I’m 36 lbs down now and i’m here to tell you that this is my moment.
Well before 2006 (when blogging seemed to be red hot), I knew of “blogs”. Open Diary was the first site that I “blogged” on. I met some fairly cool writers on the site and would frequent their spaces on the interwebs because I was inspired by what they wrote. Blogging only grew from there. Everyone had a blog and at one point in time probably had one of those kitschy scrapbook page designs for their blog site. My subject of choice initially was mommy blogs. As a new mom, I enjoyed reading blogs about motherhood and all of the little daily happy and sad instances in life.
Soon, the Biggest Loser blew up on our televisions to epic proportions of success. I watched the show and so badly wanted to be part of it all. I cried every episode along with the contestants. I became inspired. I became determined and so I started my first weight loss journey blog. I came across some great blogs in that time. I’m not going to lie though, any reader of weight loss blogs knew the pattern – no blog updates for a period of time meant that the author had fallen off of the proverbial wagon. Soon, they would be back at it writing how they realize the error of their ways and planted their ass firmly back on the wagon for GOOD. There was a pattern to this though. It would be good for awhile but then poof! until one day the blog sat stagnant and abandoned.
I’m pretty sure I’ve done this here a few times. In fact, I’m pretty sure I did it on the last blog. I have always envied those bloggers that saw it through to the end. Those people with enough gusto to lose all the weight they vowed to lose. I always felt thankful whenever someone shared their journey (even if they eventually abandoned it). Until you’ve been there, you can’t know what it feels like to live in a shell of obesity. There’s a sculpture or something somewhere of a thin woman carving herself out of her obese body (found it!).
It’s disturbing to look at for a few reasons:
1) It tells the truth, that weight loss takes patience. Chisel away one day at a time. I once dreamed of a machine that would make me instantly thin. It’s too bad something like that doesn’t exist but it’s not reality. There is beauty in the time and effort it takes to achieve but I still certainly wouldn’t complain if a machine like that existed.

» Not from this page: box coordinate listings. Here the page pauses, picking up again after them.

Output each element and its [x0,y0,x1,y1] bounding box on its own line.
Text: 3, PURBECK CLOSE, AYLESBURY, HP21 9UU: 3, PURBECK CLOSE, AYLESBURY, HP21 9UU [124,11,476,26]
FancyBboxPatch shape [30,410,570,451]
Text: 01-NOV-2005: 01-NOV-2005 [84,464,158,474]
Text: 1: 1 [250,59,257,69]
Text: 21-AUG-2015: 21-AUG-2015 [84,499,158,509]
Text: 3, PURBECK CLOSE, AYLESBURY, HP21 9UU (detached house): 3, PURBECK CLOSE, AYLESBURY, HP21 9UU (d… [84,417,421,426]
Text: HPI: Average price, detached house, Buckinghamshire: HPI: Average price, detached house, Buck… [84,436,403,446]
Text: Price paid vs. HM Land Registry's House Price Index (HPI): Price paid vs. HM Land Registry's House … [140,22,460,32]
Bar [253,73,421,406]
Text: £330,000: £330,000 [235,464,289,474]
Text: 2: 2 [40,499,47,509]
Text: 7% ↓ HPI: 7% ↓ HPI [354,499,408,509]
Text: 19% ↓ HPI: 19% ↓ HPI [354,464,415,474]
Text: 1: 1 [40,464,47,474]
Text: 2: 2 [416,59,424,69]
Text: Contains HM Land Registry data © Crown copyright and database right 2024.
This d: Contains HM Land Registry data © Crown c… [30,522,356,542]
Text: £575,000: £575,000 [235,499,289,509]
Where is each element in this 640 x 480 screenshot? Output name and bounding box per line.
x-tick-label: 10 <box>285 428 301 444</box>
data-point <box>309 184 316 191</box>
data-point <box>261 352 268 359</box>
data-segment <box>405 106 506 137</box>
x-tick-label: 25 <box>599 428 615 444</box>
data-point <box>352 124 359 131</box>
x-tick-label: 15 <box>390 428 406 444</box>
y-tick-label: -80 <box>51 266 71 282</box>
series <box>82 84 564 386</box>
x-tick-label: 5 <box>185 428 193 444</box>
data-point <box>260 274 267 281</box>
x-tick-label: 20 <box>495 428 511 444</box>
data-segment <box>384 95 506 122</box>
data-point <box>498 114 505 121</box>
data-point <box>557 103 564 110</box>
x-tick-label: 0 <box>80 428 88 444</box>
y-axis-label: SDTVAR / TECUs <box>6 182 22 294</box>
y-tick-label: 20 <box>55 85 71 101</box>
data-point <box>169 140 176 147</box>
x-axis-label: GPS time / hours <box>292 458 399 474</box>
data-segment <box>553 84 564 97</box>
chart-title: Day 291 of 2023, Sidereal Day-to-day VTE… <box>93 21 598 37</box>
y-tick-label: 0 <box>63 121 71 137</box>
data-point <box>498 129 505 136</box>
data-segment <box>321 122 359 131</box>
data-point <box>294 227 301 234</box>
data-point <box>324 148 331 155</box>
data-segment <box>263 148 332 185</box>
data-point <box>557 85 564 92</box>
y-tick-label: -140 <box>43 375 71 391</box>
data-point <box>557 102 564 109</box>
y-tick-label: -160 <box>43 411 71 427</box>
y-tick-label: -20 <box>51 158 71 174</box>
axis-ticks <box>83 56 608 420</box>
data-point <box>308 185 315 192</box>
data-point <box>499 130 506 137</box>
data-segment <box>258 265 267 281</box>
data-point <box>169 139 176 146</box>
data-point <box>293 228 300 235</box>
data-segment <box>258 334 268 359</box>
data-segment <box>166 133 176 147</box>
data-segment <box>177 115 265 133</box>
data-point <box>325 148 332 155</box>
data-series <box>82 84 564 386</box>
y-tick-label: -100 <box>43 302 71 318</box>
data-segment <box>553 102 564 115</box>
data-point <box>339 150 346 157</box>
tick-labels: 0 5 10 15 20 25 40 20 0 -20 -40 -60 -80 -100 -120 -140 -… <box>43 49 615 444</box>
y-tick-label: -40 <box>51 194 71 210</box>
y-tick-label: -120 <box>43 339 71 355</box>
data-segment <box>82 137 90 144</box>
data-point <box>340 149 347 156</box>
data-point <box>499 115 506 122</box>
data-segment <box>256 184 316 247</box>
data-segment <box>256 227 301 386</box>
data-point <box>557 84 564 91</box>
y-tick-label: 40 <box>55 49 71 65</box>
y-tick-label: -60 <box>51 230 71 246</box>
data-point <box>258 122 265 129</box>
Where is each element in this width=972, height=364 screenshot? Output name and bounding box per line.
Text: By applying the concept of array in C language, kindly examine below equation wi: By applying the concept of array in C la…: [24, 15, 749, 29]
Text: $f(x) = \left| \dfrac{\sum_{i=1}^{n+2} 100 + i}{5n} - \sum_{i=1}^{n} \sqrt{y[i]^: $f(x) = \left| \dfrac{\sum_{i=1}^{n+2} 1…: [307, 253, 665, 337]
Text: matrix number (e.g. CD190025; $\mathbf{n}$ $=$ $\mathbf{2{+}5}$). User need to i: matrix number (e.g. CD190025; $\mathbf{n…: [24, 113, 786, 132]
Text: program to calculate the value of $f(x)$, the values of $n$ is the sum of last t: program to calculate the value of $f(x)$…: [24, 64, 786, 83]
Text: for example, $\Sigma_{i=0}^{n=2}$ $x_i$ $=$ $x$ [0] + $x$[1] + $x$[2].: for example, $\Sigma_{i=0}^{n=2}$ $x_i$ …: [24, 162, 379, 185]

2) It speaks loudly about how women view themselves. Women constantly judge themselves by how they look. If not by their weight (no matter your size, admit it — you’ve had “fat” moments), then by their facial features or other parts of their body.
3) It’s sad to look at because even though the woman in the sculpture has come so far, she still has so far to go and that half thin / half obese thing she’s got going on looks uncomfortable. I feel a little like that sculpture sometimes.
Still, all of those blogs that I read, I remember wishing that I was at the same point in my journey that they were in theirs. They seemed to have it figured out, while I felt like I floundered and fumbled among short bursts of clarity. They celebrated their moments of success and they were able to bring back wisdom from the top of the mountain they had climbed to share with the rest of us.
36lbs is a small drop in the bucket for me. Don’t get me wrong, I’m proud of every pound lost but I know that on my journey, I still have much farther to go.
You know what, though? I know that this is my moment to get to goal. Someday soon I will be where I need to be.